One possible explanation for the observed W–E spatial structuring of viral communities could be unidentified legacy effects from previous growing seasons that may have created an unrecognized gradient across the agricultural field (though we note that the field was tilled in both S–N and W–E directions shortly before biochar addition, likely dampening any potential legacy effects, and the field was fallow for at least one year prior to the start of our study). It has been proposed that rates of viral decay might be much slower than viral production in some soils [83], such that an accumulation of older viruses might explain differences in the W–E spatial structuring of viral, relative to microbial communities. However, if this were the case, we would expect most of the W–E spatially structured vOTUs to persist over time and exhibit the same abundance patterns in the April and August samples, yet more than half of these vOTUs were also differentially abundant between time points. Another potential factor that could have contributed to this W–E spatial differentiation is dispersal, consistent with the location of the sampled field next to a gravel road (Supplementary Fig. 1A). We speculate that vehicular traffic could have transported dust from the road to the field and/or provided vibrations to induce shifts in soil pore structure and hydraulic connectivity, both of which would presumably have been more pronounced closer to the source (the road). Additionally, contrasting conditions at the W–E borders of the field (a road on one side and more tomato fields on the other, Supplementary Fig. 1A) could also have led to edge effects. While little is known about the impact of edge effects on soil viruses, other biotic and abiotic properties of agricultural soils have been shown to be influenced by their proximity to the field border [84, 85]. Future studies could be designed to better disentangle the complex interactions of production, decay, selection, and dispersal on soil viral and microbial community composition.

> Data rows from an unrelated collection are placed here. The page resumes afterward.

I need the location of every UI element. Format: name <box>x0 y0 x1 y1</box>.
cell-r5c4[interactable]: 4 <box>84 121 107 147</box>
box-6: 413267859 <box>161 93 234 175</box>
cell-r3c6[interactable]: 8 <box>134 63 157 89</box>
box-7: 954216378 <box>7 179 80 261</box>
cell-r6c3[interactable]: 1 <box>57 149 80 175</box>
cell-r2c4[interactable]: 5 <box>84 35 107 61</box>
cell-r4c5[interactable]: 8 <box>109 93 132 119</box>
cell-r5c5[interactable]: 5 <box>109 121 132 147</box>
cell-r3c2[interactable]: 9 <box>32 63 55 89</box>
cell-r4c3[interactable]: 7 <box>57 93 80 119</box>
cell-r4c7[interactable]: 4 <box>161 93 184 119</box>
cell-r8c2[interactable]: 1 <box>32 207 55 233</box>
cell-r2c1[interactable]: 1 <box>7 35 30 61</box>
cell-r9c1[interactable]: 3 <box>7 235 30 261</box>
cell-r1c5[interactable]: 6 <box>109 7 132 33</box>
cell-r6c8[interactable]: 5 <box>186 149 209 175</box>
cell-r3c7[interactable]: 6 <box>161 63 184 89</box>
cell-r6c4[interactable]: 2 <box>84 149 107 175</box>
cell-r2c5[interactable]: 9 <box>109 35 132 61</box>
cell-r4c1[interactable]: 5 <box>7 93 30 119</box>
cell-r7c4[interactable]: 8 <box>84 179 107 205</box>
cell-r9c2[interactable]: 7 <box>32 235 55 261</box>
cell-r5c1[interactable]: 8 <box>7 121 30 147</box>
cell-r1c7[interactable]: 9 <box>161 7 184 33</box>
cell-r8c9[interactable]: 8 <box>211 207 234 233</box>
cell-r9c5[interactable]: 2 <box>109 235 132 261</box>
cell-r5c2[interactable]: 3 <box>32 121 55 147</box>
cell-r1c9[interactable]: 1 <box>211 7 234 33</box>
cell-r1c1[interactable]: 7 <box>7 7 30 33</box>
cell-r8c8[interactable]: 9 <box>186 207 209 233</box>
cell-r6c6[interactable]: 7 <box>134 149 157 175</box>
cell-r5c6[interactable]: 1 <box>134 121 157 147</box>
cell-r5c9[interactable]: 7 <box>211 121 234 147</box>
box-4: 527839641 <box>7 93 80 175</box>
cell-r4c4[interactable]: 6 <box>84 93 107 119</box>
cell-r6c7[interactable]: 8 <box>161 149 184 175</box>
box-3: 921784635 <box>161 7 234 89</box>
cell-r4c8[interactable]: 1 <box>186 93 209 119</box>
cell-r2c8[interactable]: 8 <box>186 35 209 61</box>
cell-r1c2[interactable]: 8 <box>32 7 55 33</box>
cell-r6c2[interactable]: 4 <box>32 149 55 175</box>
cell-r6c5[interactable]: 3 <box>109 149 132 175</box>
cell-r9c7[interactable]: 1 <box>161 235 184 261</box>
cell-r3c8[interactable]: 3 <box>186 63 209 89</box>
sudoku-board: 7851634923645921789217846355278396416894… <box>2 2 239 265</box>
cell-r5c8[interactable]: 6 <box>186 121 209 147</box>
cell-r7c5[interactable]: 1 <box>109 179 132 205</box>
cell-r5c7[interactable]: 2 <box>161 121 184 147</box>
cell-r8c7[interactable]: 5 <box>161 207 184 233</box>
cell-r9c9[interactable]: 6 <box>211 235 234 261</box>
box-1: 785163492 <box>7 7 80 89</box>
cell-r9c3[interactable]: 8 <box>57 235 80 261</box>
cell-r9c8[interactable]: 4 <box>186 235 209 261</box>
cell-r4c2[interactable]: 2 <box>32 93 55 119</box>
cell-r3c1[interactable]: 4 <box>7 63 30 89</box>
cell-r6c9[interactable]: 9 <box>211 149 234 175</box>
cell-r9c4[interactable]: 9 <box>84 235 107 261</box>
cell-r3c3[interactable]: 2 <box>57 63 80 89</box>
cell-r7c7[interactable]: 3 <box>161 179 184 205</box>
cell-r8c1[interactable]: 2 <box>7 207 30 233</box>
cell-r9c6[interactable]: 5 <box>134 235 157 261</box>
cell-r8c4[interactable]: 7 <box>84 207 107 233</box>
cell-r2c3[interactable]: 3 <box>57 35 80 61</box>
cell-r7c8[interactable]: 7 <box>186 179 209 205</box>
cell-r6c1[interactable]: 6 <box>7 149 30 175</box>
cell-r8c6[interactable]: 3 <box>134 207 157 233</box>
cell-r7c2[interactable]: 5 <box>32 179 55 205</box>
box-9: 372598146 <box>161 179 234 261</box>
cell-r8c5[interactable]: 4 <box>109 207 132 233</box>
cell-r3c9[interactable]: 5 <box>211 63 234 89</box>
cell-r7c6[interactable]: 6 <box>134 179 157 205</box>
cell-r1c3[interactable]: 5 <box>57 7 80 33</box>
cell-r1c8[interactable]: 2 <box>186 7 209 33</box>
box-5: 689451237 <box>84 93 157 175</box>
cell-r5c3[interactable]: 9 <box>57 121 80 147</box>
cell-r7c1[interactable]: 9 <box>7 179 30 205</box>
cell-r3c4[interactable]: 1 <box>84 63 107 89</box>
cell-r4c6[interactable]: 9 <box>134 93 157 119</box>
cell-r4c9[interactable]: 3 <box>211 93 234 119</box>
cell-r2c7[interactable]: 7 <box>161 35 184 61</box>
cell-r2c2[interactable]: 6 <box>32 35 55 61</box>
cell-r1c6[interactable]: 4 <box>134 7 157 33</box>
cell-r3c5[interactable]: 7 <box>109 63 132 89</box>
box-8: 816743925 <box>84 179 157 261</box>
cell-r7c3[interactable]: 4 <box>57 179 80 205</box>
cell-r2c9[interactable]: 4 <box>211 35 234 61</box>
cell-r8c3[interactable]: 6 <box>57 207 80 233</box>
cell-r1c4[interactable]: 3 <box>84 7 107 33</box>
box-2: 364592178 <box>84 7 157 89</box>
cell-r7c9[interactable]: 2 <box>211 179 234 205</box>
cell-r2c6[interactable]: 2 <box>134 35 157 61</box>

By comparing total metagenomes and viromes from the same tomato soil samples, we showed that viromes recovered a richer and more taxonomically diverse set of dsDNA vOTUs than total metagenomes, even at lower sequencing depths. Moreover, total metagenomes mostly detected the highly persistent and abundant vOTUs, a pattern that highlights the greater ability of viromes to explore the rare virosphere. Analyzing the beta diversity trends of viral and microbial communities revealed coupled temporal shifts that coincided with changes in the biotic and abiotic properties of soil. Viral communities further displayed a compositional gradient along the sampled agricultural field that was not observed in the microbial communities, suggesting the presence of underlying factors that can differentially affect the spatial distribution of viral and microbial populations. Biochar amendments were also statistically correlated with and thus predicted to impact viral community composition. However, this effect was only evident after accounting for the variation associated with the spatiotemporal patterns structuring viral diversity, emphasizing the importance of replicated experimental design over space and time when evaluating the effect of treatments on soil viral communities in future experiments.